Em resumo
- As faixas geradas por IA agora representam 44% de todas as novas músicas enviadas diariamente para a plataforma Deezer, disse a empresa.
- O serviço de streaming recebe quase 75.000 faixas geradas por IA por dia, totalizando mais de 2 milhões por mês.
- No entanto, a música AI representa apenas 1-3% do total de streams na plataforma – e a maioria dos streams são desmonetizados devido a fraudes detectadas.
O serviço francês de streaming de música Deezer disse na segunda-feira que as faixas geradas por IA agora representam 44% de todos os novos uploads diárioscom a plataforma recebendo cerca de 75 mil pistas artificiais por dia. No entanto, existem poucos ouvintes reais, com a maioria dos fluxos de música de IA sendo desmonetizados devido a aparente fraude.
O aumento se traduz em mais de 2 milhões de faixas de IA enviadas mensalmente, marcando a primeira divulgação abrangente de dados de uma importante plataforma de streaming sobre proliferação artificial de conteúdo. No entanto, apesar de inundar a plataforma com uploads, essas faixas geradas por IA capturam a atenção mínima do ouvinte – representando apenas 1-3% do total de streams.
A desconexão entre o volume de upload e o consumo parece estar ligada a atividades fraudulentas. A tecnologia de detecção proprietária da Deezer identificou 85% dos streams de faixas geradas por IA como reproduções artificiais, que a empresa posteriormente desmonetizou.
A plataforma implantou sua ferramenta de detecção de música com IA com patente pendente em janeiro de 2025, alcançando o que a empresa relata como 99,8% de precisão. Em junho de 2025, o Deezer se tornou o primeiro grande serviço de streaming a marcar explicitamente conteúdo gerado por IA. A tecnologia já identificou mais de 13,4 milhões de faixas de IA em todo o catálogo da plataforma somente desde 2025.
“A música gerada por IA está agora longe de ser um fenómeno marginal e, à medida que as entregas diárias continuam a aumentar, esperamos que todo o ecossistema musical se junte a nós na tomada de medidas para ajudar a salvaguardar os direitos dos artistas e promover a transparência para os fãs”, disse o CEO da Deezer, Alexis Lanternier, num comunicado.

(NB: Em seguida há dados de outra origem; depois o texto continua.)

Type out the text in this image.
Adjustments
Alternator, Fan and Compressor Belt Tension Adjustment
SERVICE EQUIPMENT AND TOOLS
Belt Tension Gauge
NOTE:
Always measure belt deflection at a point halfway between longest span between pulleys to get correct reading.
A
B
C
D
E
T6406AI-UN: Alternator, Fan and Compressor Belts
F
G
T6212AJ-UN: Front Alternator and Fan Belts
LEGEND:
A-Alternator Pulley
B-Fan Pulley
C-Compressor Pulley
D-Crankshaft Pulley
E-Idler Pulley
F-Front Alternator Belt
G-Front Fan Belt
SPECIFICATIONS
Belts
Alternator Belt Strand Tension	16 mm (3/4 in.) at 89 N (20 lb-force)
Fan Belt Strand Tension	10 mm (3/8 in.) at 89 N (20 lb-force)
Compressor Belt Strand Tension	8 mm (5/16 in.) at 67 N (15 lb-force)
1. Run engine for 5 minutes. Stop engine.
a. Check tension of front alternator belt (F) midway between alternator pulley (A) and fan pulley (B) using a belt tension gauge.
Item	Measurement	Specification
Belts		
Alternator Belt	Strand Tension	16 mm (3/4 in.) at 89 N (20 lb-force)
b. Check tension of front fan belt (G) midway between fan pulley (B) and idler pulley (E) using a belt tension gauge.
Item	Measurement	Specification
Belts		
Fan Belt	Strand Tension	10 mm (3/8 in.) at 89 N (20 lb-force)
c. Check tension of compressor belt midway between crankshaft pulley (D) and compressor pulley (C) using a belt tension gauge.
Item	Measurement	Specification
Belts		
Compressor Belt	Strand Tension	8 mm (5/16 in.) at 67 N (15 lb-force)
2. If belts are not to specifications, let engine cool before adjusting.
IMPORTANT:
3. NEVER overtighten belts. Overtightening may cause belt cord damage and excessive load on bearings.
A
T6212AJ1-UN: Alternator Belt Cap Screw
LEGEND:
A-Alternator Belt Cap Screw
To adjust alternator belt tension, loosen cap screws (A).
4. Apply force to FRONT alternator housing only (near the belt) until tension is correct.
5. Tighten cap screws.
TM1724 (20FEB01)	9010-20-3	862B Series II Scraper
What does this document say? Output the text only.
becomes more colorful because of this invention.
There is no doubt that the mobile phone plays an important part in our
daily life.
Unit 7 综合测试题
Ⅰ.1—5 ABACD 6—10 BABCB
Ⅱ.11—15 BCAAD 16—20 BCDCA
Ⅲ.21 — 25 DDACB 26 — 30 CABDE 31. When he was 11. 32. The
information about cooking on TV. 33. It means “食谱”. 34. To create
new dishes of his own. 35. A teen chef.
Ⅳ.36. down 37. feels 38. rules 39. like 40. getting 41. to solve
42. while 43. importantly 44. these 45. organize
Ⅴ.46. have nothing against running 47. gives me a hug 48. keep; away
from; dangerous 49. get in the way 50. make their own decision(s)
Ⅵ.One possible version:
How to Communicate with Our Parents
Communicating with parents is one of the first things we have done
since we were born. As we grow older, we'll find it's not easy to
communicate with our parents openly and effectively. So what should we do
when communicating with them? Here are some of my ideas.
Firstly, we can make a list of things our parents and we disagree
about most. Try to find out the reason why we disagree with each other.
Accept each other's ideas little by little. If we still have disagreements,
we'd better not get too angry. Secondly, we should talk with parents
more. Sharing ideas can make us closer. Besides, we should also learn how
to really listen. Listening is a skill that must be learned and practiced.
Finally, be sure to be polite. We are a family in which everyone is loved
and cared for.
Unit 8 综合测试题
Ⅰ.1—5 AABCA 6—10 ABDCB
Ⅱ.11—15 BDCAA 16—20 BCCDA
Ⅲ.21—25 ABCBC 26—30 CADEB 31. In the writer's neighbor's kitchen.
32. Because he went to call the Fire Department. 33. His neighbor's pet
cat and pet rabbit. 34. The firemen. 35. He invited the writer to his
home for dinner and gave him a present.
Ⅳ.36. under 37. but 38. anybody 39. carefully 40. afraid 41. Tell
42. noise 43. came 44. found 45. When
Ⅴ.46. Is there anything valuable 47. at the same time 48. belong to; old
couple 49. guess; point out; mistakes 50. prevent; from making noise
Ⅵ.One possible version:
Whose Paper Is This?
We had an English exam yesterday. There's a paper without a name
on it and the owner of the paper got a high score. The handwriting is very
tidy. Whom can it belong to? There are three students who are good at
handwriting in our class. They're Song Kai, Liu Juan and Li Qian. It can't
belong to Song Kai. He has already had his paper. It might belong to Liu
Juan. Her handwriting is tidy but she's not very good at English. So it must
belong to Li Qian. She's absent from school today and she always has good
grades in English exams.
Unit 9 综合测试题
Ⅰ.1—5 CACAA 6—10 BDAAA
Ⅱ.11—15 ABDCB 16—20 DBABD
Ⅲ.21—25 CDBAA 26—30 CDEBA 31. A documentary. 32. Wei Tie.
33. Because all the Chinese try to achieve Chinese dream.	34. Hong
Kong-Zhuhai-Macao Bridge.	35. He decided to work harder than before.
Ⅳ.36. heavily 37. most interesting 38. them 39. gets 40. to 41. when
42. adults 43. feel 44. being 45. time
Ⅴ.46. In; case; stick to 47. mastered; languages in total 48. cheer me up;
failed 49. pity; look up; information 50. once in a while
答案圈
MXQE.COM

A partir de segunda-feira, a plataforma também parou de armazenar versões em alta resolução de faixas geradas por IA, criando outra distinção técnica entre conteúdo artificial e conteúdo criado por humanos.
Mesmo enquanto as plataformas lutam com a detecção, os ouvintes lutam para identificar a música artificial. Um estudo cego encomendado pela Deezer entrevistou 9.000 participantes em oito países e descobriu que 97% não conseguiam distinguir entre faixas geradas por IA e faixas criadas por humanos.
Apesar desta incapacidade de detectar conteúdo artificial de ouvido, 80% dos entrevistados concordaram que a música totalmente gerada por IA deveria ter rótulos claros para fins de transparência.
A divulgação de dados da plataforma com sede em Paris representa o relato mais transparente da indústria musical sobre como as ferramentas generativas de IA se infiltraram nos serviços de streaming. Embora os concorrentes tenham permanecido em grande parte silenciosos sobre os volumes de upload de IA, a Deezer se posicionou como o primeiro grande serviço a marcar conteúdo de IA e compartilhar métricas concretas na escala do fenômeno.
Os esforços de detecção de fraudes da plataforma alinham-se com as preocupações mais amplas da indústria sobre a manipulação de conteúdo gerado por IA. Descriptografar relatado anteriormente sobre um homem que se declarou culpado em setembro, ao uso de música de IA em um esquema fraudulento de streaming de US$ 8 milhões. Os promotores federais também acusaram um produtor musical de IA em um caso separado de fraude de US$ 10 milhões envolvendo fluxos artificiais de músicas geradas por bots.